I love it. They addressed the less spoken issue of Korea's marriage tradition wherein a spouse's family registration is transferred to the other spouse's family.

For those who are not familiar, in Korea, it has been their tradition for centuries, for a spouse to transfer to their spouse's clan. Usually, to this day, it is the wife. Family registrations, as it is called today, or family trees, is a huge thing in Korea to this day. When you get married, typically the wife's family tree is moved to the husband's family tree. The wife stops being a member of her original family. And she is treated as a “daughter-in-law”, not as a full daughter, of her new “family tree”.

There is a centuries old issue with this practice, the in-law spouse, if she's unlucky, is treated less, as a slave, or as a helper. They are expected to serve their new “family tree”, because if they don't, it is a valid cause for divorce the new “family tree” can force on the married couple.

Unfortunately, this tradition of serving your new “family tree” lingers on, and many are afraid of speaking out against it, especially if the new “family tree” a spouse was adopted into are people in power or influential. As proven by the case in this episode.

There is nothing wrong with keeping “family trees”, or being adopted into your spouse's family tree/registration. Personally, I like that. However, the adopted spouse should be treated as an equal. If a wife was transferred to your family tree/registration, then she should be treated as a full daughter.

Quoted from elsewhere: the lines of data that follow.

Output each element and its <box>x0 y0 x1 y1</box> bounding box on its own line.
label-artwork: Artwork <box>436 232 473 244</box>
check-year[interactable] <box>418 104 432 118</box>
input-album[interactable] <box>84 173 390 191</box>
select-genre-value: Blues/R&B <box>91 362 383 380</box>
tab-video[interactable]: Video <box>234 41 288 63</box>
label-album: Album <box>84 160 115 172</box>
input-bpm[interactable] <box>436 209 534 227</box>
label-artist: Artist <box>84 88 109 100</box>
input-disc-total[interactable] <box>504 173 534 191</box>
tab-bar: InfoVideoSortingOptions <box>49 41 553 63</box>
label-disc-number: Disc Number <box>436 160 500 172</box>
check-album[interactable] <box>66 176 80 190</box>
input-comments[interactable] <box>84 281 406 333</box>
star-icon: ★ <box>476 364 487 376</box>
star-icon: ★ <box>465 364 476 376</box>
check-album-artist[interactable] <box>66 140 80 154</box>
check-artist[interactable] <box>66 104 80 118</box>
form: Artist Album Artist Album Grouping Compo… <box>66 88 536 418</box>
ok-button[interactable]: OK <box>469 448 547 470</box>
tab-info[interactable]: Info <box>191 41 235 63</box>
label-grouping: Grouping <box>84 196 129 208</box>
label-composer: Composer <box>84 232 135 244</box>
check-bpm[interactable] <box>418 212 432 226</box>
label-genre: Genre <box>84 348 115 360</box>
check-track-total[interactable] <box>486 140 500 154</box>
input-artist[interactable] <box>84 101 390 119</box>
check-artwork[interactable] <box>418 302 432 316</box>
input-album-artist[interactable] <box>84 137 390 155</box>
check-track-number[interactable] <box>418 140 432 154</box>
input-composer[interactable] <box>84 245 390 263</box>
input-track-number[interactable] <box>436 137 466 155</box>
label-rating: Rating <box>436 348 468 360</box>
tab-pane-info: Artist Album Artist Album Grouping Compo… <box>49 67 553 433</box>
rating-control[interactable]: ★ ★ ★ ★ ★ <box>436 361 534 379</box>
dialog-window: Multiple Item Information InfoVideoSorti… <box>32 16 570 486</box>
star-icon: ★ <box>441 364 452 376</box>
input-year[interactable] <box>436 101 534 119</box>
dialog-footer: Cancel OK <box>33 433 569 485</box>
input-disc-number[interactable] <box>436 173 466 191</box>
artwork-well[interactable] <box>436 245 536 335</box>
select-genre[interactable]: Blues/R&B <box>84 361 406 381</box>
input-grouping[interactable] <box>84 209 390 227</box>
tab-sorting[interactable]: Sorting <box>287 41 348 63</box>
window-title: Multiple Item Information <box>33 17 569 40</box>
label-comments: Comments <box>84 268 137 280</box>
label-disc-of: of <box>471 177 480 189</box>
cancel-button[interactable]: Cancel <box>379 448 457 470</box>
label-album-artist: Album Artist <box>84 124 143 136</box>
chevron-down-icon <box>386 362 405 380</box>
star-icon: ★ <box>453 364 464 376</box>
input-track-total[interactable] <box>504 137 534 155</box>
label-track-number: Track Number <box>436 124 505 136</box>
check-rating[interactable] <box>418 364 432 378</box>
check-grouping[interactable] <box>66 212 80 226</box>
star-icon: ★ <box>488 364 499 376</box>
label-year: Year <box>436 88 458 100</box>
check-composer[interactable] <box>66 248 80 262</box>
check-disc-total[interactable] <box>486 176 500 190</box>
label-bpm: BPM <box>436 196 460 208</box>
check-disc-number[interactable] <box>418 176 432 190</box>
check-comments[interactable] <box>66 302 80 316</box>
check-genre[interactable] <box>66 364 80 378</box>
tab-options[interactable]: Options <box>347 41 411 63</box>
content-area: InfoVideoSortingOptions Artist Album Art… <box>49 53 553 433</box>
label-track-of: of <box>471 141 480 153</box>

You should not let your daughter-in-law do things you wouldn't ask of your own flesh-and-blood daughter.

The same way goes if the spouse who was adopted/transferred is the husband (which is not unheard of, and did happen centuries ago [at least, in this regard, Korea is more advanced socially]). Using this episode's case, if you wouldn't ask your children to be your driver and personal secretary, and treat them as slaves, then you shouldn't treat your adopted children's spouses like that.

A good way to end this social issue without killing the tradition of family registry/trees is to give the married couple an option to start their own family registration/tree, and be 100% independent.

Of course, in a culture where family registration/tree is integral, being independent, or starting your own registration/tree, would also mean you are disowning your original families. That will be the main argument of many. And if you do, if one day you need help, they wouldn't bother helping you.

But, is there any difference to it when a spouse is removed from their original family registration/tree and transferred to another? No one complained when their daughters stopped being a member of their own family registration/tree and moved to their husband's. The original family's “rights” are very limited, almost none, but they don't turn a blind eye when they require help (unless it's political, or forced by law).

If so, then there shouldn't be an issue if the married couple decides to start their own family registration/tree. People who will interpret it as “disowning their own family” are the problem, not the couple.

Think of it this way, instead of only one spouse (wife or husband) transferring to another family registration/tree, it is both of them. Does that make them “no longer your child/family”? No. And if one day they need help, you help. It is, after all, your responsibility as parents, regardless which family registry/tree they are under.

Our responsibilities as parents never stops. As this episode has shown, once our kids are married, the parents become passengers. Parents do not disappear because our responsibility to our children continues, it only changed in form, as a passenger. As a guide. As a support.

The ones at the front, holding the wheel and making decisions, are the married couple.

So, you see, the tradition can stay, but there is an option to become independent.

Lastly, if the married couple chose not to be independent, the in-law who whose family registration/tree was transferred to their spouse, should have a protection against being treated as anything but a full child.

Seriously. If your child married him/her, and you treat their spouse less than your own flesh-and-blood child, what does that make your child? In the first place, you approved their marriage. Haven't they realised by treating their children's spouses as a 'slave', they're practically saying that their own children are slaves, too? And you, as the parent, are a complete fool for having approved of their marriage?

Even in political marriages, be it centuries ago or this very day, you don't pick just anyone because the spouse of your children will also reflect on your children, and yourselves as the parents.

Let's be more liberal. Children getting married without the approval of their parents, which is the case in many countries today. It still will reflect on your children, and you as parents, whoever their spouse is. After all, you were the ones who shaped them to be who they are.

If they chose someone “undesirable”, it simply means you failed as a parent. In the first place, why did your child pick as a person? More likely than not, when they were growing up, their choice of “friends” were also undesirables. What did you do as a parent? Make excuses like “I'm too busy with work, it is all for you so you will have a better life than me?”

Watch this episode. It applies, not only to Koreans, but for all of us.